Oppose pro-Iran Prime Minister nominee
Baghdad (Iraq) – Protests have started in Iraq against the announcement of the nomination of a pro-Iran candidate for the prime ministerial position. Thousands of protesters stormed the Iraqi Parliament on the night of 27th July, waving Iraqi flags and creating a ruckus. Police used water cannons and cement barriers to prevent protesters from entering Parliament; however, the protestors dodged the Police and entered the Parliament. Iranian-backed parties have nominated Mohammed al-Sudani as a prime ministerial candidate. The country’s clerics and their supporters are opposing it. Since then, the political situation in Iraq has deteriorated. Cleric Moqtada Sadr is the leader of the protestors. He is a Shia by origin. Elections were held in Iraq in October 2021.

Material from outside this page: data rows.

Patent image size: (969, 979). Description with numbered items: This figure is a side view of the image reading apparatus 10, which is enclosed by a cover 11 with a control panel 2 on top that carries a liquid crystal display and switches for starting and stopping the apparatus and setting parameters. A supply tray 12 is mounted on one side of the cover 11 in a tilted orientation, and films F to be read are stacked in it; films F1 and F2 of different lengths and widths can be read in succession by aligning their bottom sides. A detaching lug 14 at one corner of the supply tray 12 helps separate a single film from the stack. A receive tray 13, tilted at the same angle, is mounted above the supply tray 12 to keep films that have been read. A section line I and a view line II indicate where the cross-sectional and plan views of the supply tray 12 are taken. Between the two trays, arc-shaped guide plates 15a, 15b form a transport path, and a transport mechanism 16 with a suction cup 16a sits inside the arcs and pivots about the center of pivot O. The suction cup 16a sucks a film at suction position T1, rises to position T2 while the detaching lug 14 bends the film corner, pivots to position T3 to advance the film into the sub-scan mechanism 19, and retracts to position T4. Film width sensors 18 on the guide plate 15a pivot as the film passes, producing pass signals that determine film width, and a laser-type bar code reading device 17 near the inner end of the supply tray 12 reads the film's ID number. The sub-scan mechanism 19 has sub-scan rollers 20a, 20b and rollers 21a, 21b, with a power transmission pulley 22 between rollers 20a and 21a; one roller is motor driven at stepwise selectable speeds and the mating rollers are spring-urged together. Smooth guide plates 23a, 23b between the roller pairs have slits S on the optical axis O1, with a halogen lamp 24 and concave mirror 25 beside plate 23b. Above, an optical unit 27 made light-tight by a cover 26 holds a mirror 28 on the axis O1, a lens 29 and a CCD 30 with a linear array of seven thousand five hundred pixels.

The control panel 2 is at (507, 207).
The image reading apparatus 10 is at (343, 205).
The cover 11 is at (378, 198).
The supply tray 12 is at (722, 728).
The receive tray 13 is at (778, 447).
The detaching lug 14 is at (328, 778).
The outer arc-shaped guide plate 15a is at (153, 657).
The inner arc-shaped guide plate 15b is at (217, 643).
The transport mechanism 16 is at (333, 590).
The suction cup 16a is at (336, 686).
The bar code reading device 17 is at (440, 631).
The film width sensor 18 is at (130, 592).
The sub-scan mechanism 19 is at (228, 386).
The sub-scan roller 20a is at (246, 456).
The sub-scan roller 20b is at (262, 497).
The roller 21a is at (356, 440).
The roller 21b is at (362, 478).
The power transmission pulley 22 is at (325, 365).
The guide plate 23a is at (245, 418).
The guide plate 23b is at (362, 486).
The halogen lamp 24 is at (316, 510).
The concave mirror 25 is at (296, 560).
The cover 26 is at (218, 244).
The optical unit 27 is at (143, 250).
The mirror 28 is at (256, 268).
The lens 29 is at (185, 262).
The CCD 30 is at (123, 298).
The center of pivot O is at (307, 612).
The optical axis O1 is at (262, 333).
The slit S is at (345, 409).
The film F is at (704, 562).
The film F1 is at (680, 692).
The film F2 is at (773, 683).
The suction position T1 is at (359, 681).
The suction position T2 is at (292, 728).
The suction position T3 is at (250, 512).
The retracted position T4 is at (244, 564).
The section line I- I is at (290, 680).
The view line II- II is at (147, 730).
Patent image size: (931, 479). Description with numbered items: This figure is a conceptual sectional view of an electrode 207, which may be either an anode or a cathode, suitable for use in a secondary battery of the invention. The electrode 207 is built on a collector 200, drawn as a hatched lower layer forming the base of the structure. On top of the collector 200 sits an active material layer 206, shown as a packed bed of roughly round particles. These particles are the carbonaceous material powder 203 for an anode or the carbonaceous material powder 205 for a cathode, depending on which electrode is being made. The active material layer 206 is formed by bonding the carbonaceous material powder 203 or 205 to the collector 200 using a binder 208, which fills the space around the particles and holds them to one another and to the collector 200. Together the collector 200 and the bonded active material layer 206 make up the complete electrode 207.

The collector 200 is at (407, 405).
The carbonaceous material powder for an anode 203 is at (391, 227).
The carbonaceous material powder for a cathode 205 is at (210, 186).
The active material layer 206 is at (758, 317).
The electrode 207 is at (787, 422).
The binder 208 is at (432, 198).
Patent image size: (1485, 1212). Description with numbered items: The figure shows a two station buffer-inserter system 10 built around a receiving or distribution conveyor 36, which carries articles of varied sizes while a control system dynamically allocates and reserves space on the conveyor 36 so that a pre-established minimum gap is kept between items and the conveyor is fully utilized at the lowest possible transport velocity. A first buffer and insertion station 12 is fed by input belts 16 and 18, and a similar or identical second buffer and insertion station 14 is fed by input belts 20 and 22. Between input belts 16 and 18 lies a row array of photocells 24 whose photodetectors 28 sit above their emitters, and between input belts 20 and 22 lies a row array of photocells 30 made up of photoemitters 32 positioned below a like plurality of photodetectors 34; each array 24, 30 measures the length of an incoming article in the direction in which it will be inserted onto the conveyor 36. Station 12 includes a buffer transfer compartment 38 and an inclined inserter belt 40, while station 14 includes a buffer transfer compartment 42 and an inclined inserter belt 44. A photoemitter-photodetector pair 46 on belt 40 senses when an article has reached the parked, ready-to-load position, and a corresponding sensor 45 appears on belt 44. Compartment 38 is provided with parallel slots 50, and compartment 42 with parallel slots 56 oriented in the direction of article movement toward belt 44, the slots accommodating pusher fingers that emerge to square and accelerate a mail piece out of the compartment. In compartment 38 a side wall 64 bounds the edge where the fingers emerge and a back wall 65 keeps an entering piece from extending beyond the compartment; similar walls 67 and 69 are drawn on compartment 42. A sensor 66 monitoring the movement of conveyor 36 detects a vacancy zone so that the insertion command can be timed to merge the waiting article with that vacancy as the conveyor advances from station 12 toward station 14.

Hundreds of Iraqi demonstrators, most of them followers of the Iraqi Shia leader Muqtada al-Sadr, stormed the parliament building in Baghdad on Wednesday ⤵️ https://t.co/V7bRhVzd4d
— Al Jazeera English (@AJEnglish) July 28, 2022
Threats to foreign embassies
There are also embassies of all countries in the Parliament premises. If the protesters reach at this point, the Police and security forces will be left with no option but to open fire. It can cause great loss of life. Caretaker Prime Minister Mustafa al-Kadhemi appealed the protesters, ‘We can speak peacefully. Immediately withdraw from the Parliament premises. It can prove dangerous for the country’.